Johannesburg: World Cup organisers have gone on the offensive to allay security fears and have promised tough measures to ensure an event-free competition, including close-circuit television to monitor grounds.
The World Cup's security directorate said they have put in place a 1,000-page blueprint, which had been shaped since talks on safety started in March 2001. South African police also went on full alert for the competition, shutting the gates at grounds around the country to restrict access to all but essential personnel. "Our general mission is to ensure a people-friendly, yet secure event," World Cup security chief Patric Ronan said. "We are planning to enhance South Africa's image through the World Cup," he added.
But the competition has been overshadowed by security concerns, especially in neighbouring Zimbabwe, where six games are to be played by England, Australia, Pakistan, India, Namibia and The Netherlands. The England team has already received anonymous letters threatening violence if they play in Harare. England, currently on tour in Australia, is due to begin its World Cup campaign in the Zimbabwean capital on February 13. On Friday, the International Cricket Council (ICC) unanimously gave the green light for the games to go ahead, following assurances that the players and officials' safety would be assured.

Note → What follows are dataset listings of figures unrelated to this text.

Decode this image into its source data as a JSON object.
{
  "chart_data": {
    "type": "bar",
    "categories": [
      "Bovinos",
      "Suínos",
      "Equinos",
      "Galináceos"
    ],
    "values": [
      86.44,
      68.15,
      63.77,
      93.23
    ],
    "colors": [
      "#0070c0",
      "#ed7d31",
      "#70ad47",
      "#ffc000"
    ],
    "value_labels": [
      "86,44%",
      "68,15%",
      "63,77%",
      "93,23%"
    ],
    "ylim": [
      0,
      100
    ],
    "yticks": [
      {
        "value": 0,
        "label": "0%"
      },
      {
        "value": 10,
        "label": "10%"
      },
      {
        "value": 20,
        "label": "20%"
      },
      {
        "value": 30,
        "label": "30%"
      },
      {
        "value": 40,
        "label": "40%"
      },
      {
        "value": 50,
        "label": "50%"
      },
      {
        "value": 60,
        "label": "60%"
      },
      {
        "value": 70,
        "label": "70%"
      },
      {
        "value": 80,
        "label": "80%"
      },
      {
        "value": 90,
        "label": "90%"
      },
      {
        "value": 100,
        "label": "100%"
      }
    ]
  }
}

"We are complying with the security measures that the security directorate has set down," World Cup general manager in Zimbabwe David Everington assured. But he admitted that stadiums in Zimbabwe would not be fitted with close circuit television. "We are dealing with small grounds, which means that security details can keep watch manually rather than electronically," Everington said. Ronan added, "We are monitoring the situation in Zimbabwe very closely and are in contact there with officials on a day-to-day basis."
And security at the games will be tight - both for players and spectators alike, Ronan promised. Every member of the 14 teams to arrive in South Africa will be assigned bodyguards, while access to their hotel rooms will be strictly controlled. Upon arrival, the teams will be briefed by South African security specialists and police, who will talk to players about ICC regulations, as well as their personal safety. At the grounds, fans will be met by metal detectors and security personnel doing manual searches. "They will be looking for a host of restricted items, from firearms to bottles, to items that could be deemed as so-called 'ambush advertising'," Ronan said. Close circuit cameras will cast a beady eye over South African grounds, controlled from a central command post.
Nobody, except players and umpires will be allowed on the field, with a 1.7 metre moat covered by tangled netting standing between the spectators and the players. The penalties can be severe. For running onto the field, a perpetrator can get a fine of up to $ 4,000, or two years in jail, or both, Ronan said. "Even just an over-excited spectator can unintentionally run into a star player who then tears a ligament," said Ronan. South African police spokeswoman Charmain Muller said police started its deployment for the contest on Saturday. "We have started mobilising," she said but declined to give numbers on the ground. Suffice to say that like the successful UN Earth Summit last year, we will have enough people to deal with any eventuality," she said.